Mais c’est sur l’attitude de certains acteurs judiciaires que le ton s’est durci. « Un juge d’instruction qui est là, au lieu de faire son travail, c’est lui qui est dans les réseaux sociaux. Les justiciables sont là, ils sont en train d’attendre », a-t-il dénoncé. Avant d’enfoncer le clou : « Il faut qu’on quitte les réseaux sociaux. Ce n’est pas le lieu approprié pour le magistrat, ni pour les greffiers ».

Pour tenter d’endiguer ces pratiques, le ministre annonce un tour de vis. « Je vais dynamiser l’inspection des services judiciaires et pénitentiaires qui feront des inspections inopinées. Parce qu’on a besoin de ça.

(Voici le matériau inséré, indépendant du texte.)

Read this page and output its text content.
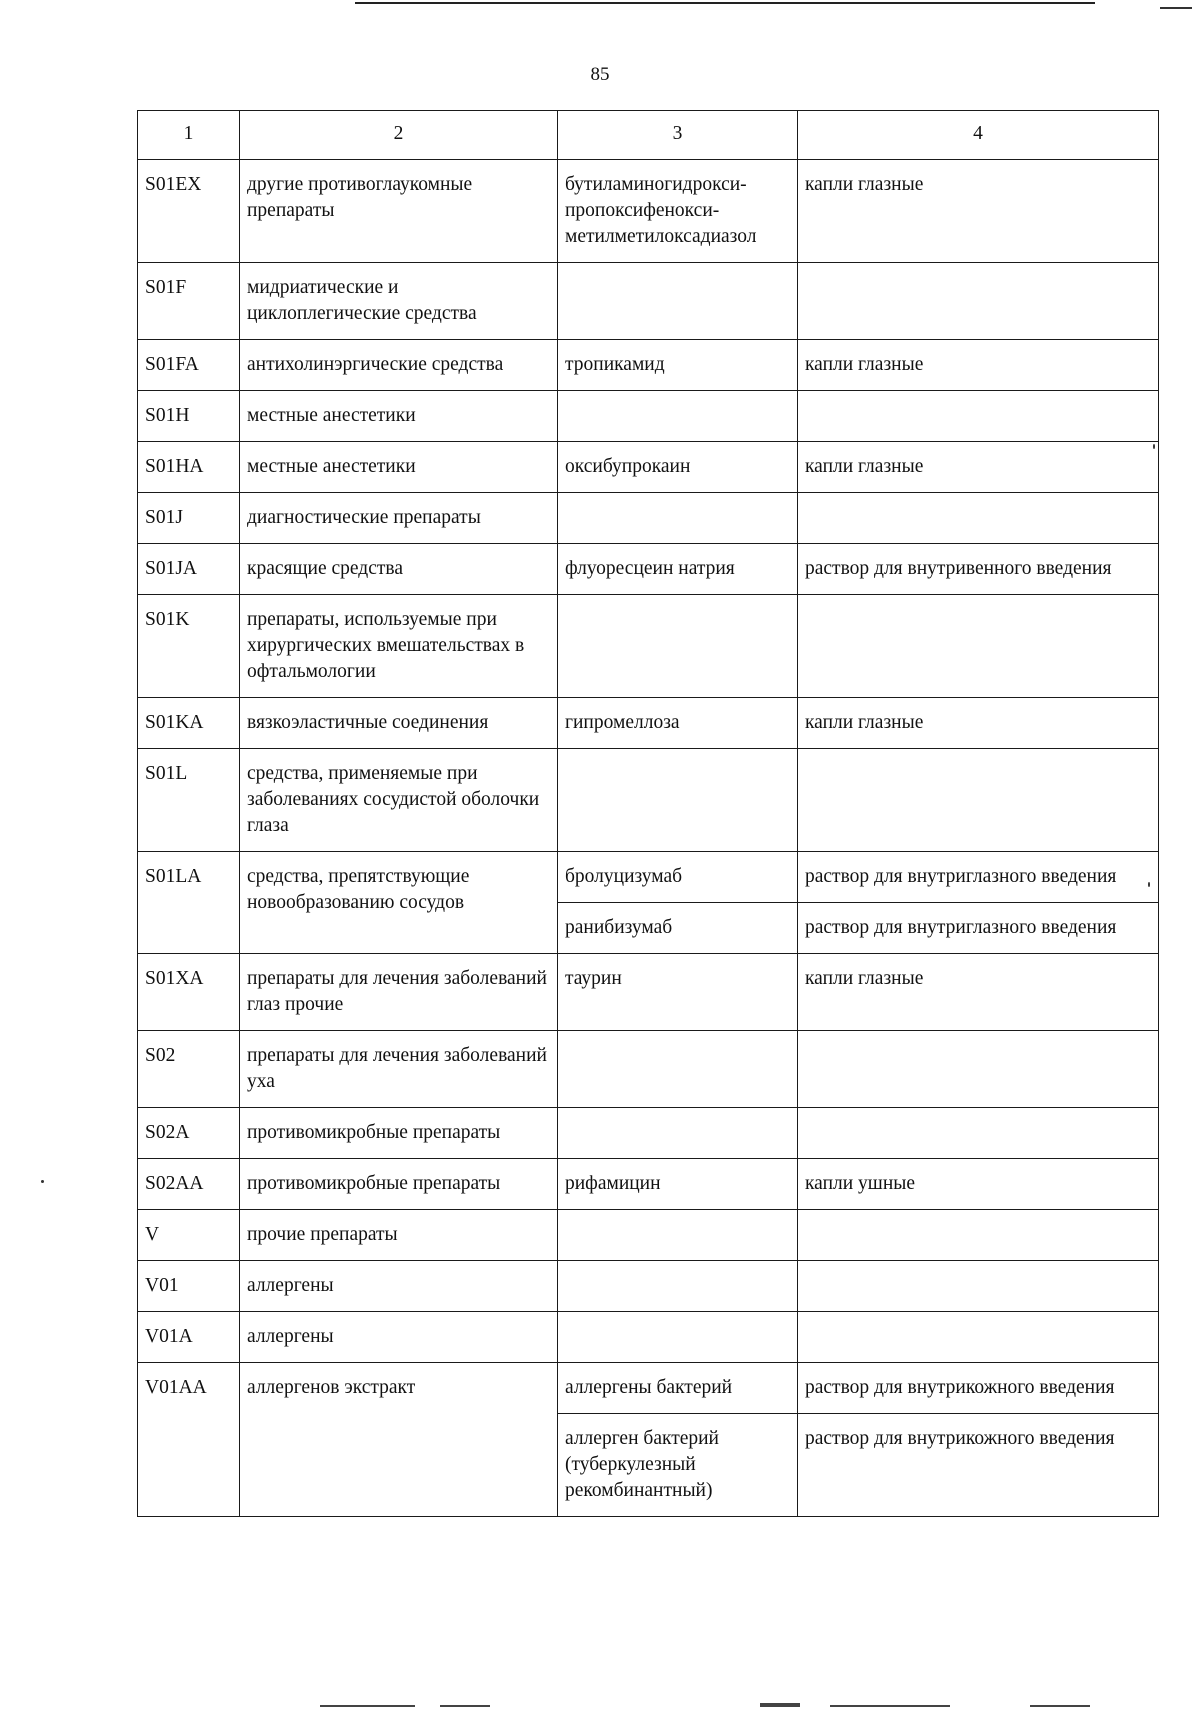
85
1	2	3	4
S01EX	другие противоглаукомные препараты	бутиламиногидрокси-пропоксифенокси-метилметилоксадиазол	капли глазные
S01F	мидриатические и циклоплегические средства		
S01FA	антихолинэргические средства	тропикамид	капли глазные
S01H	местные анестетики		
S01HA	местные анестетики	оксибупрокаин	капли глазные
S01J	диагностические препараты		
S01JA	красящие средства	флуоресцеин натрия	раствор для внутривенного введения
S01K	препараты, используемые при хирургических вмешательствах в офтальмологии		
S01KA	вязкоэластичные соединения	гипромеллоза	капли глазные
S01L	средства, применяемые при заболеваниях сосудистой оболочки глаза		
S01LA	средства, препятствующие новообразованию сосудов	бролуцизумаб	раствор для внутриглазного введения
		ранибизумаб	раствор для внутриглазного введения
S01XA	препараты для лечения заболеваний глаз прочие	таурин	капли глазные
S02	препараты для лечения заболеваний уха		
S02A	противомикробные препараты		
S02AA	противомикробные препараты	рифамицин	капли ушные
V	прочие препараты		
V01	аллергены		
V01A	аллергены		
V01AA	аллергенов экстракт	аллергены бактерий	раствор для внутрикожного введения
		аллерген бактерий (туберкулезный рекомбинантный)	раствор для внутрикожного введения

Il faut que ça change. Il faut qu’on travaille », a-t-il averti.

Autre maillon faible : l’extraction tardive des détenus depuis la maison centrale de Conakry, qui limite drastiquement le nombre d’affaires examinées chaque jour. Une réunion a été instruite pour en déterminer les causes.

Le ministre a également pointé des absences non justifiées au sein des juridictions. « Parfois, le chef de juridiction ne sait même pas », a-t-il affirmé, évoquant des déplacements non signalés. « Moi, j’ai dit que je ne reçois pas les magistrats là-bas, si ce n’est pas sur rendez-vous. Et le rendez-vous là aussi, il faudrait que le motif soit justifié ».

Au terme de sa visite, le message se veut sans détour : « Il faut accepter de travailler pour mériter nos salaires ». Une mise en garde claire, sur fond de promesse de suivi strict des instructions données.